In the sixth blog about Maltese composers of opera Mr. Joseph Vella Bondin talks about the life and works of Francesco Schira. Since Francesco's Schira's life is quite extensive his life will be divided in 2 parts. Today we shall take at the first part of Schira's life.
Francesco Schira is another nineteenth-century composer whose lifestyle involved travelling from one country to another in search of the best ambience to fully realise his talent.
Perhaps, when compared with that of other comparable Maltese composers, Schira’s physical link with the country of his birth was the shortest. But like Abos before him, Schira always considered himself a Maltese as he made plain in his petition, dated 30 August 1866, to the English Court for Divorce and Matrimonial Causes requesting the dissolution of his marriage to ballerina Jesuina Gesualdi, in which he emphasized that he was a British subject since his nationality was Maltese. Prior to 21 September 1964, Malta was a British Crown Colony, and Maltese were considered British subjects.
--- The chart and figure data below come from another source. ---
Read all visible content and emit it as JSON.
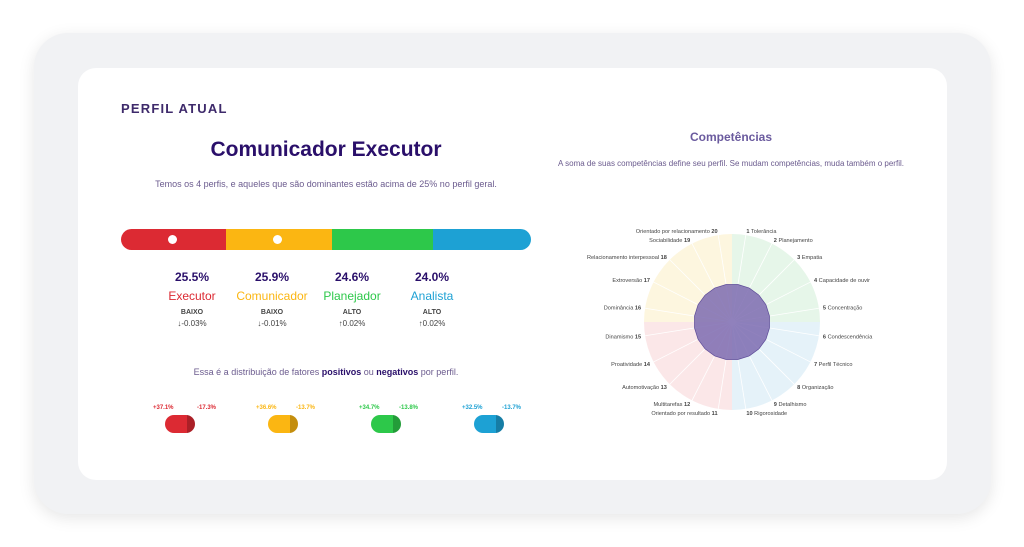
{
  "section_title": "PERFIL ATUAL",
  "profile": {
    "title": "Comunicador Executor",
    "subtitle": "Temos os 4 perfis, e aqueles que são dominantes estão acima de 25% no perfil geral."
  },
  "profiles": [
    {
      "key": "executor",
      "percent": "25.5%",
      "name": "Executor",
      "level": "BAIXO",
      "delta": "↓-0.03%",
      "color": "#dc2a33",
      "share": 25.5,
      "dominant": true
    },
    {
      "key": "comunicador",
      "percent": "25.9%",
      "name": "Comunicador",
      "level": "BAIXO",
      "delta": "↓-0.01%",
      "color": "#fbb612",
      "share": 25.9,
      "dominant": true
    },
    {
      "key": "planejador",
      "percent": "24.6%",
      "name": "Planejador",
      "level": "ALTO",
      "delta": "↑0.02%",
      "color": "#2dc84a",
      "share": 24.6,
      "dominant": false
    },
    {
      "key": "analista",
      "percent": "24.0%",
      "name": "Analista",
      "level": "ALTO",
      "delta": "↑0.02%",
      "color": "#1da1d4",
      "share": 24.0,
      "dominant": false
    }
  ],
  "distribution": {
    "text_before": "Essa é a distribuição de fatores ",
    "positive_word": "positivos",
    "text_middle": " ou ",
    "negative_word": "negativos",
    "text_after": " por perfil."
  },
  "factors": [
    {
      "positive": "+37.1%",
      "negative": "-17.3%",
      "color": "#dc2a33"
    },
    {
      "positive": "+36.6%",
      "negative": "-13.7%",
      "color": "#fbb612"
    },
    {
      "positive": "+34.7%",
      "negative": "-13.8%",
      "color": "#2dc84a"
    },
    {
      "positive": "+32.5%",
      "negative": "-13.7%",
      "color": "#1da1d4"
    }
  ],
  "competencias": {
    "title": "Competências",
    "subtitle": "A soma de suas competências define seu perfil. Se mudam competências, muda também o perfil.",
    "items": [
      {
        "n": "1",
        "label": "Tolerância"
      },
      {
        "n": "2",
        "label": "Planejamento"
      },
      {
        "n": "3",
        "label": "Empatia"
      },
      {
        "n": "4",
        "label": "Capacidade de ouvir"
      },
      {
        "n": "5",
        "label": "Concentração"
      },
      {
        "n": "6",
        "label": "Condescendência"
      },
      {
        "n": "7",
        "label": "Perfil Técnico"
      },
      {
        "n": "8",
        "label": "Organização"
      },
      {
        "n": "9",
        "label": "Detalhismo"
      },
      {
        "n": "10",
        "label": "Rigorosidade"
      },
      {
        "n": "11",
        "label": "Orientado por resultado"
      },
      {
        "n": "12",
        "label": "Multitarefas"
      },
      {
        "n": "13",
        "label": "Automotivação"
      },
      {
        "n": "14",
        "label": "Proatividade"
      },
      {
        "n": "15",
        "label": "Dinamismo"
      },
      {
        "n": "16",
        "label": "Dominância"
      },
      {
        "n": "17",
        "label": "Extroversão"
      },
      {
        "n": "18",
        "label": "Relacionamento interpessoal"
      },
      {
        "n": "19",
        "label": "Sociabilidade"
      },
      {
        "n": "20",
        "label": "Orientado por relacionamento"
      }
    ],
    "quadrant_colors": [
      "#e6f6e9",
      "#e5f2f9",
      "#fbe7e8",
      "#fdf6df"
    ],
    "polygon_fill": "#7d6bb0"
  }
}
This state of affairs is also acknowledged by such eminent musicologists such as Frank Walker who in his book, The Man Verdi, probably the defining study on Giuseppe Verdi, identifies Francesco as ‘the Maltese composer’.
Francesco’s father, Michele Schira, a gifted primo tenore, had been engaged by impresario Antonio Bonnici to sing in the Manoel Theatre for seasons 1808-10. During this period, his wife, ballerina Giuseppa Radaelli, gave birth to Francesco on 21 August 1809, the infant being baptised the same day in the Parish Church of Porto Salvo in Valletta. After Malta, Michele’s next engagement was in Milan’s Teatro alla Scala, where he and his family now settled.
After initial studies with his parents, Francesco, aged 9, entered Milan’s Real Conservatorio di Musica (now Giuseppe Verdi Conservatory of Music). Ten years later, in 1828, he finished his studies, a fully qualified maestro di musica, able to undertake proficiently almost any position related to music.
His initial jobs were in Italy, first in Cagliari as Maestro di Cappella to the King of Sardinia and then maestro al cembalo and conductor at Milan’s Teatro Carcano. His first opera, Elena e Malvina, was premièred at Milan’s Teatro alla Scala on 17 November1832.
In 1834, when only 25 years old, his rapidly rising fame brought him the influential post of director of music, conductor and composer to Lisbon’s Real Teatro Nacional de São Carlos. In addition to this, in 1836, he was appointed Professor of Harmony and Counterpoint at the newly instituted Conservatório Nacional de Lisboa. His very busy time in Lisbon also included the composition of well-received operas, cantatas and ballets.
Perhaps urged by a psychological craving to face new challenges, in October 1839, he journeyed to London with the view, in his own words, to reconnoitre the possibility of improving there his professional position as a professor and composer of music. At the time, London was quickly building an international reputation as an important point of reference in performed music. The fact that he was born in Malta, an important British colony, may also have been a deciding factor.
He permanently moved to London in 1842 where he soon established himself as a composer of note, a sensitive conductor and a brilliant pianist. Although he continued his short-term travels, particularly to Italy, from now on he looked on London as his perpetual home.
A short list of important commissions he acquired in London illustrates the eminent profile he attained in British musical life:
1. John Medex Maddox, manager of the Princess’ Theatre in Oxford Street, appointed him director of music and orchestra conductor for his English language opera productions. The season started on 26 December 1842 with an English version of Bellini’s La Sonnambula and was Schira's introduction as a conductor to the English public. He remained until December 1844.
3. In September 1848, Bunn took over Covent Garden Theatre and engaged Schira in the same positions he had held in Drury Lane. The season, though artistically very positive, only lasted two months.
4. In June 1849, Schira was contracted to conduct eight operas (Bellini’s Norma, I Puritani, and La sonnambula; Donizetti’s Lucia di Lamermoor, Lucrezia Borgia, L’elisir d’amore, and Don Pasquale; and Rossini’s Il barbiere di Siviglia) in Manchester’s Theatre Royal.
5. In 1851, Bunn returned to Drury Lane, and again engaged Schira as his musical director. When the season ended on 20 May 1852, Schira decided to terminate his career as a director of music in order to concentrate on his expanding career as a teacher of singing while continuing to compose.